While they too live and breath within the confines of the system (in the same sense that Kerouac went on the Tonight Show or Ginsberg sat down to chat with the Torquemada of our times William F. Buckley) a few of them have consistently been truth tellers.

You are free to make your own list but The Ink is speaking specifically of Louis CK and Chris Rock.

There are others and omission is not intended to mean they don’t exist or don’t count but the focus is specifically here on CK. He is of course, as with all comedians an heir to Carlin, Pryor, Lenny Bruce, Chaplain and ultimately Twain.

But I am speaking here of CK.

The persona is of an everyman, half schlub half worn out existential detective beset by a world that is inherently false, hostile, corrupt, and depressed, except when it is desperate and then it’s desperate, false, corrupt, and hostile.

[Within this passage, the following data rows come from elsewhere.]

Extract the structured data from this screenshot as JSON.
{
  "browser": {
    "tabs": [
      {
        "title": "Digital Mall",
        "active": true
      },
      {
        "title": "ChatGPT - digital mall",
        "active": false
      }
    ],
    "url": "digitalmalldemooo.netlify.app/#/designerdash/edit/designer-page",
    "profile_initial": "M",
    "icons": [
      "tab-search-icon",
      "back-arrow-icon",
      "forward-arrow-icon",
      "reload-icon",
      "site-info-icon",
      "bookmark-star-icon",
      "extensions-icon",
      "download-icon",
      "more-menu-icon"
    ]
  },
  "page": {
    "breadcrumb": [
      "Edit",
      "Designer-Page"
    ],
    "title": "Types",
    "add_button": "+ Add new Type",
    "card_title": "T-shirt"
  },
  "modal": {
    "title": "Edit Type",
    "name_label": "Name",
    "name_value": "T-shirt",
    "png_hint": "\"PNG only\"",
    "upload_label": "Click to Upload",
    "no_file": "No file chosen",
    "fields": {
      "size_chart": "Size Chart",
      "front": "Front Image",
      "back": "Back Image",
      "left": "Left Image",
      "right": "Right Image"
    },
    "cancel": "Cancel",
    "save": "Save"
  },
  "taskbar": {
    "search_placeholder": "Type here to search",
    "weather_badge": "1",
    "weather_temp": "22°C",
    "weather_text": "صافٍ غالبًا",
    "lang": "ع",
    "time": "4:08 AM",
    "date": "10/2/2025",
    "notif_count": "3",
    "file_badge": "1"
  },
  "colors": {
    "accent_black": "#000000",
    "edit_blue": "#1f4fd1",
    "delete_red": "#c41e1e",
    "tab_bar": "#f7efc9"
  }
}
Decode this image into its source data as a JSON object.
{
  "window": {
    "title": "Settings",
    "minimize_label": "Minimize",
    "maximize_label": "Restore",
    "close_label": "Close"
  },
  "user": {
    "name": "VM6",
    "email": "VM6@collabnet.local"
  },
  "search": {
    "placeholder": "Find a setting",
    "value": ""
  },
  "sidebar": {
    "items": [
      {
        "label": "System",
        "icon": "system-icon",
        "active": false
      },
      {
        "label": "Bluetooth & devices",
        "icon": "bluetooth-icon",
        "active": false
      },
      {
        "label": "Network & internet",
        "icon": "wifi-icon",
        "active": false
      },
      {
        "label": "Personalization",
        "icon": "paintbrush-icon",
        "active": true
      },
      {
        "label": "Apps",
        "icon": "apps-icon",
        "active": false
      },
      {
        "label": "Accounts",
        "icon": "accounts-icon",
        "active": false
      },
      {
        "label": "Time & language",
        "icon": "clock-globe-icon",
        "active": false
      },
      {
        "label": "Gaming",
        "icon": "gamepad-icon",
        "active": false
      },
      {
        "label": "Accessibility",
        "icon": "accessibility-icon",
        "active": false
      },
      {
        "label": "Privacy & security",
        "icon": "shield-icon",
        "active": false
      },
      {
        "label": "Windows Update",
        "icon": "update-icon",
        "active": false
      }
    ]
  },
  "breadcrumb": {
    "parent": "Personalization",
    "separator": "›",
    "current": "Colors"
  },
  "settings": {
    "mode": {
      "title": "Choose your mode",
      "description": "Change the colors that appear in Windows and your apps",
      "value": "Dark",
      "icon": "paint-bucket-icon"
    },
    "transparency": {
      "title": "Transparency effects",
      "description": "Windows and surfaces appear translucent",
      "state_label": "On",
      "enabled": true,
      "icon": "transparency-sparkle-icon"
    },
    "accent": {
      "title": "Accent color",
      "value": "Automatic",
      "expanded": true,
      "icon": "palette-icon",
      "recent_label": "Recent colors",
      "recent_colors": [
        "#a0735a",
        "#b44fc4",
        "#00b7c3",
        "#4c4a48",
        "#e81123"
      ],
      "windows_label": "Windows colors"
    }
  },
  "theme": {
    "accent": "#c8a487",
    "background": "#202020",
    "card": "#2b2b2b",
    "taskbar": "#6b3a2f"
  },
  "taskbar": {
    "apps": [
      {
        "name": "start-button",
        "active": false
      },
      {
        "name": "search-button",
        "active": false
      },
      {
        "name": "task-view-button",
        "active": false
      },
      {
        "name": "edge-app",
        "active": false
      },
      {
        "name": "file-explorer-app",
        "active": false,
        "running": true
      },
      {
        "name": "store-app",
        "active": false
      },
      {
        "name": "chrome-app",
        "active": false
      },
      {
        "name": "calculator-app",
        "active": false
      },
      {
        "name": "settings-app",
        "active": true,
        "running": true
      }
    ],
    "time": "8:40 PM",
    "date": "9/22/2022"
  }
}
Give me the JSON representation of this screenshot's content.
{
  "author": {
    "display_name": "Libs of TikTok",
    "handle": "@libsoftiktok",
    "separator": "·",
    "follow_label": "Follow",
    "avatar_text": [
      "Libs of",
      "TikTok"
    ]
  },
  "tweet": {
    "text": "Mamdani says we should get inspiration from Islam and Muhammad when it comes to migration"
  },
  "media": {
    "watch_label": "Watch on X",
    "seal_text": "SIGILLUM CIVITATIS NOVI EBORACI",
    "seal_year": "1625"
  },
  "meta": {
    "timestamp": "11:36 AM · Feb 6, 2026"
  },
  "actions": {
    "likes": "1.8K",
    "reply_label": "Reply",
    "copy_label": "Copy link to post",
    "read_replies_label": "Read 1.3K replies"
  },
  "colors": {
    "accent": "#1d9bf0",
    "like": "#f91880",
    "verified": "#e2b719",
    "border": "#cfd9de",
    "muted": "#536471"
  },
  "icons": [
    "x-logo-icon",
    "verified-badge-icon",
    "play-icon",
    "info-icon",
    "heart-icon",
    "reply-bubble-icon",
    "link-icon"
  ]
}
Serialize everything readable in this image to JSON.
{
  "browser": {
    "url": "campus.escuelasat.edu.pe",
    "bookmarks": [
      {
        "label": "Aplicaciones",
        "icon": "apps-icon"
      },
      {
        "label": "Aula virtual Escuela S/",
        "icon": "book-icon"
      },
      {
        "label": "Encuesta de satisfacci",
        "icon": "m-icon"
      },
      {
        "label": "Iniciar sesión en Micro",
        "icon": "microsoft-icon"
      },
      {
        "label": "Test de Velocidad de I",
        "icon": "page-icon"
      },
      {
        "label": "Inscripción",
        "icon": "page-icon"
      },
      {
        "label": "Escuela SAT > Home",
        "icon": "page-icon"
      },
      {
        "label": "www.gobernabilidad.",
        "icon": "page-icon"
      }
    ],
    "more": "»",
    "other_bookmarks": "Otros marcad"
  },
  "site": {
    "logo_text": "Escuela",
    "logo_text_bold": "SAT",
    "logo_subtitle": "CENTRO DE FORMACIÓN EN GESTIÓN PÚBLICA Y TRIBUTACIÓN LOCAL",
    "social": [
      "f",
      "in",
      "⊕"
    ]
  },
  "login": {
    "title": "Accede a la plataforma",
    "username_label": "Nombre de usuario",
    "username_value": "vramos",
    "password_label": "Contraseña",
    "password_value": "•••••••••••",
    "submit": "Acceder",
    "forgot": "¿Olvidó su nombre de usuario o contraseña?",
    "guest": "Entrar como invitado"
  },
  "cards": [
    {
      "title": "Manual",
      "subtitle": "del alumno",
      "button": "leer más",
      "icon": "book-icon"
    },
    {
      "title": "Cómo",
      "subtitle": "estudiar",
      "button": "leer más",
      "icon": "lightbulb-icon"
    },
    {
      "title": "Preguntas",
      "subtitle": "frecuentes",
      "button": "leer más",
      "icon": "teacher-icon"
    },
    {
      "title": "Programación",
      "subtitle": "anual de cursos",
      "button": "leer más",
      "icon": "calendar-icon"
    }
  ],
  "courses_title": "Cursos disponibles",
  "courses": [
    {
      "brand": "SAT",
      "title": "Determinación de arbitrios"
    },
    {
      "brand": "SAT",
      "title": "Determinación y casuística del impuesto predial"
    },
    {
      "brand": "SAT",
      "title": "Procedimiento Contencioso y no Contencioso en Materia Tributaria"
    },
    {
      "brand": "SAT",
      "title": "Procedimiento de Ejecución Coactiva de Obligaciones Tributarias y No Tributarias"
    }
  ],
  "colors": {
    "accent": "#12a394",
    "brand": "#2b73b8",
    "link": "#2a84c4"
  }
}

And bewildering.

But in spite of all of this, like Marlow walking down the mean streets, but unlike Chandler’s knight errant, both tarnished and usually afraid, CK endures while consistently failing. And in failing, in being you and me and everyone else, he is paradoxically, a success. Thus, he is Beat.

And yes, The Ink understands that appearing in films or on chat shows suggests a non Beat attachment to the material world and yet, we need not here detail Ginsberg’s life amid the money changers but can leave off this part of our discussion with a reference to his portion of The Yage Letters in which he discusses his fears about the cult of his own personality.

But, as to CK and being Beat…he hates hypocrisy but recognizes it in himself, and he hates dishonesty but sees himself as inherently dishonest but, unlike those bastards, his shield is that he is honest about his failures and is in a near constant stream of expression about the anxiety produced by being a hypocrite and a dishonest man struggling to do the right thing.

He hates the system for imposing its bullshit on him and everyone else –

See this.

This is subversive because it is honest and the honesty reflects contradictions.

As the utterly obnoxious and brilliant Baudelaire said:  “A man must be allowed to contradict himself…”

And: “Brother hypocrite, I salute you…”

If there is an American novelist producing work this brutally honest, subversive and confrontational, we are unaware of it. That does not mean it doesn’t exist it’s just that we haven’t seen it.

Try to imagine a writer workshopping something even remotely similar or a publisher printing it. It won’t happen. Censorship, specifically the corporate censorship imposed by lawyers and the febrile outrage machine won’t allow it and yet, mysteriously, the same machine (the same lawyers) allow it, even encourage it in comedy and to a certain extent cable based shows (e.g., shameless, Curb your Enthusiasm, etc). The New yorker (yes, the New Yorker) has some interesting thoughts on this:

And while it is curious, mysterious even this should of course still come as no surprise. Truth, information in a particular form, always finds a way to spread.

And notice that in that routine linked above CK says: “I don’t care, someone will probably kick my ass…”

The mantra of the existentially depressed detective in search of the truth. Down these mean streets he must go, tarnished, usually afraid, he’s telling his truth, your truth, the truth of our times as we watch the seas rise and the lights fade.

Dig it.


*The Ink will discuss contemporary music in another post.